What is bacterial vaginosis?
There have been several
different types of bacteria identified as causes of BV. Those bacteria
frequently reside in the vagina. When the vaginal pH becomes too alkaline, that
bacteria can become overgrown and out of balance. Things that can contribute to
the alkalinity of the vagina include semen, multiple sex partners, and new sex
partners. While males have not been found to carry BV, sexual activity can be
predisposing due to the alteration of the vaginal pH. The good bacteria in the
vagina are the acid producing lactobacilli. Anything that decreases the
lactobacilli population can also contribute. Unfortunately some people
are thought to be genetically predisposed to a lower production of
lactobacilli. The most common complaint of BV is a thin grayish discharge that
smells very fishy. It will actually smell worse when paired with soap. BV has
also been linked with pelvic infections and pelvic inflammatory disease.
How to treat BV?
If you have an episode of BV,
it is important to go see your health care provider so that you may be treated
with the proper antibiotic. The common treatments include oral metronidazole
for 7 days, vaginal metronidazole for 5 days, and vaginal clindamycin for 3 to
7 days. Other treatments include oral tinidazole and oral clindamycin.

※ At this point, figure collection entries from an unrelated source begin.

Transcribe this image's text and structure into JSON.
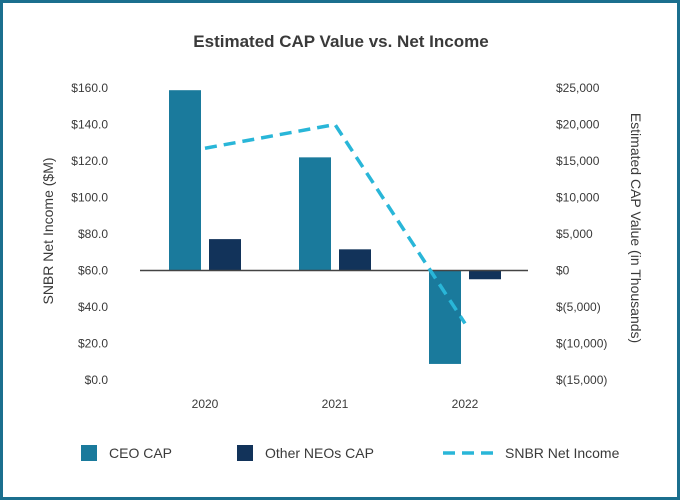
{
  "chart_data": {
    "type": "bar",
    "title": "Estimated CAP Value vs. Net Income",
    "categories": [
      "2020",
      "2021",
      "2022"
    ],
    "series": [
      {
        "name": "CEO CAP",
        "kind": "bar",
        "axis": "right",
        "color": "#1a7a9c",
        "values": [
          24700,
          15500,
          -12800
        ]
      },
      {
        "name": "Other NEOs CAP",
        "kind": "bar",
        "axis": "right",
        "color": "#12335a",
        "values": [
          4300,
          2900,
          -1200
        ]
      },
      {
        "name": "SNBR Net Income",
        "kind": "line",
        "axis": "left",
        "style": "dashed",
        "color": "#29b6d8",
        "values": [
          127.0,
          140.0,
          31.0
        ]
      }
    ],
    "y_left": {
      "label": "SNBR Net Income ($M)",
      "range": [
        0,
        160
      ],
      "ticks": [
        160,
        140,
        120,
        100,
        80,
        60,
        40,
        20,
        0
      ],
      "tick_labels": [
        "$160.0",
        "$140.0",
        "$120.0",
        "$100.0",
        "$80.0",
        "$60.0",
        "$40.0",
        "$20.0",
        "$0.0"
      ]
    },
    "y_right": {
      "label": "Estimated CAP Value (in Thousands)",
      "range": [
        -15000,
        25000
      ],
      "ticks": [
        25000,
        20000,
        15000,
        10000,
        5000,
        0,
        -5000,
        -10000,
        -15000
      ],
      "tick_labels": [
        "$25,000",
        "$20,000",
        "$15,000",
        "$10,000",
        "$5,000",
        "$0",
        "$(5,000)",
        "$(10,000)",
        "$(15,000)"
      ]
    },
    "grid": false,
    "legend_position": "bottom"
  }
}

Once you have treated the bacterial vaginosis, you may be susceptible to a
recurrence. Don't despair, recurrence is common. If you have repeated recurrences,
it may be time to work toward prevention.
How can you prevent BV?
A few regimens have been
studied as ways to prevent BV:
One way is to use vaginal metronidazole gel
once weekly for 4 to 6 months. While this seems to be effective during therapy,
there is concern as to how it works after the therapy is discontinued.
Another option is to treat the infection
with oral metronidazole and then to immediately begin preventive therapy with
vaginal boric acid. Boric acid powder can be purchased at the local pharmacy.
You then have to ask the pharmacist if you can also purchase some large
capsules (tell the pharmacist that you will need to get 600 mg of boric acid in
the capsule). Carefully pack the large capsules with the boric acid and insert
them into the vagina. The boric acid capsules should be inserted vaginally
daily for 21 days. Then vaginal metronidazole is initiated twice weekly for 4
to 6 months. Don't let the box of boric acid scare you--it does have a
skull and crossbones on it. Just don't take it orally!
Finally, some data suggests taking oral
metronidazole once monthly.
Other helpful things that you
can do routinely include consistent condom use and no douching. You'll need to
work with your health care provider to find the regimen that is right for you.
Just don't give up until you get the BV under control.